Governmental Interest Analysis

Rule / Approach

Developed by Brainerd Currie in the 1950s–60s, governmental interest analysis directs a court to examine the policies underlying each state’s competing laws and then determine whether each state has a legitimate interest in applying its law to the particular parties and facts. The forum applies its own law in true conflicts; if only one state has an interest, that state’s law governs; if neither state has an interest, the forum applies forum law (or plaintiff-favoring law).

Elements / Steps

  1. Identify each state’s law and the policy or purpose behind it.
  2. Determine each state’s interest: A state has an interest in applying its law when the class of persons its law was designed to protect is involved in the dispute (typically tied to domicile).
  3. Classify the conflict:
    • False conflict: Only one state has an interest — apply that state’s law without further analysis.
    • Unprovided-for case: Neither state has an interest — Currie said apply forum law; courts often apply the law more favorable to the plaintiff or use most-significant-relationship as a tie-breaker.
    • True conflict: Both states have interests and their laws differ.
  4. Resolve true conflicts:
    • Currie’s original position: apply forum law — courts are instruments of state policy and should advance their own state’s interests.
    • Moderate/restrained interpretation: reexamine whether the conflict is truly irreconcilable; try to interpret one state’s law narrowly to eliminate the conflict.
    • Other refinements: comparative impairment (Baxter/California); better-law approach (Leflar).

Exceptions / Critiques

  • Forum bias: Currie’s rule of applying forum law in true conflicts invites forum shopping and systematically favors the plaintiff (who chose the forum).
  • No ranking of interests: Governmental interest analysis does not weigh or compare the strength of state interests, only their existence — leading to comparative impairment as a refinement.
  • Difficulty of statutory interpretation: Identifying a law’s “policy” requires speculative legislative-intent analysis.
  • Unprovided-for cases create uncertainty — courts reach inconsistent results.
  • True conflict escape: Currie’s “moderate and restrained interpretation” urges re-reading one state’s statute narrowly to transform a true conflict into a false one before resorting to forum law.

Policy

Governmental interest analysis replaced mechanical territoriality with a focus on the purposes behind laws.
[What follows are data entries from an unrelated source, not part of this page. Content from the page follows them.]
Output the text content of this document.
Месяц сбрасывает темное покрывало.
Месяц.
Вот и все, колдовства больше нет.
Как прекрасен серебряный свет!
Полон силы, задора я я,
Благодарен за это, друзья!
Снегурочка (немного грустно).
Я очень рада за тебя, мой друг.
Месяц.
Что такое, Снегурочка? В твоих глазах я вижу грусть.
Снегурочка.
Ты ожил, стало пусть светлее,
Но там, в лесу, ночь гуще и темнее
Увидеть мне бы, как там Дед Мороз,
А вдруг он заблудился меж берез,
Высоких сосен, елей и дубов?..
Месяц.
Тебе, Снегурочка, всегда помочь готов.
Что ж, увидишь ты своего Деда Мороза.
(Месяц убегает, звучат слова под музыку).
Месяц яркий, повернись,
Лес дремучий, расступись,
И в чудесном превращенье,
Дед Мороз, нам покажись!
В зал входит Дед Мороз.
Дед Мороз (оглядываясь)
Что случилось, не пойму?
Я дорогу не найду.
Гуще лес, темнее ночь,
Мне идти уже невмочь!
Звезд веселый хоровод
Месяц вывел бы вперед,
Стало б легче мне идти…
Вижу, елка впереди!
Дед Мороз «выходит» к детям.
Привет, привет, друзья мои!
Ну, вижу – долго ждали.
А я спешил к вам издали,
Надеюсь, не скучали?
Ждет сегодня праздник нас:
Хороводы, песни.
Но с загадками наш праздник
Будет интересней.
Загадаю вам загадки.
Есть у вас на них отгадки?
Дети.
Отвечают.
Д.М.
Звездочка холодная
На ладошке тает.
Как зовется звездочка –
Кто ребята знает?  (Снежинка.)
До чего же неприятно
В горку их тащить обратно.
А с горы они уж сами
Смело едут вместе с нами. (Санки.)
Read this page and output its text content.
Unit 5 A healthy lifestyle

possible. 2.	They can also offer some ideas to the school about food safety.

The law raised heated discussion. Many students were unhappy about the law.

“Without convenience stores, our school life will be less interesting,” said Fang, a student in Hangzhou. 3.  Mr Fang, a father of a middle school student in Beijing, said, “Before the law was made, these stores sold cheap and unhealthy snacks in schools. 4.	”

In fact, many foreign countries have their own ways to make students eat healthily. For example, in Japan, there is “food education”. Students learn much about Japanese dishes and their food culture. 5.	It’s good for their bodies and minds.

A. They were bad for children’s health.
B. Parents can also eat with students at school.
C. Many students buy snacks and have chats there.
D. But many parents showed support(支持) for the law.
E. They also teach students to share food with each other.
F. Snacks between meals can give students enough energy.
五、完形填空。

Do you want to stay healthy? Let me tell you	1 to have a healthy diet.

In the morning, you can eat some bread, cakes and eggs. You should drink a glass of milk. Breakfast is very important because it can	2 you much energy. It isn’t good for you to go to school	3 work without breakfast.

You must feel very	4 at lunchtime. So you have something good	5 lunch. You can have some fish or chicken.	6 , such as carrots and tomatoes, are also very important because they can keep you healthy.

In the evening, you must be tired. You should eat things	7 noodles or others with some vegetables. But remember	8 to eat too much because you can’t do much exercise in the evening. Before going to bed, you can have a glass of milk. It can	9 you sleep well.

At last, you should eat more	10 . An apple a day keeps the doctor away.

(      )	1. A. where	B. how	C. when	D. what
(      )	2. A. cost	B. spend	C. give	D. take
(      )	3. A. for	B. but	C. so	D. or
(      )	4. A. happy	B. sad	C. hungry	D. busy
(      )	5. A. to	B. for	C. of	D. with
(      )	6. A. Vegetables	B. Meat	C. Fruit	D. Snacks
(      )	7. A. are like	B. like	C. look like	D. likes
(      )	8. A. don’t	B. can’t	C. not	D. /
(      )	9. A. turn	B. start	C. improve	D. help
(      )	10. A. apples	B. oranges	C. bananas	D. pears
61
It treats choice of law as a form of statutory interpretation: just as domestic statutes should be applied only where the legislature intended, a state’s law should apply only where the state has a genuine interest. This approach ties choice of law to modern conflicts scholarship (legal realism, statutory purpose analysis) and the Legal Process school.

Key Cases

  • Babcock v. Jackson — NY court identified Ontario’s guest statute as a loss-allocating rule with no Ontario interest in a dispute between NY domiciliaries; textbook false conflict.
  • Lilienthal v. Kaufman — Oregon applied its own spendthrift law as a true conflict even though most connecting factors pointed to California.
  • Erwin v. Thomas — classic unprovided-for case: neither state had an interest in the loss-allocation dispute.
  • Milliken v. Pratt — Currie’s analysis of married-women’s contracts revealed most cases are false conflicts once domicile is examined.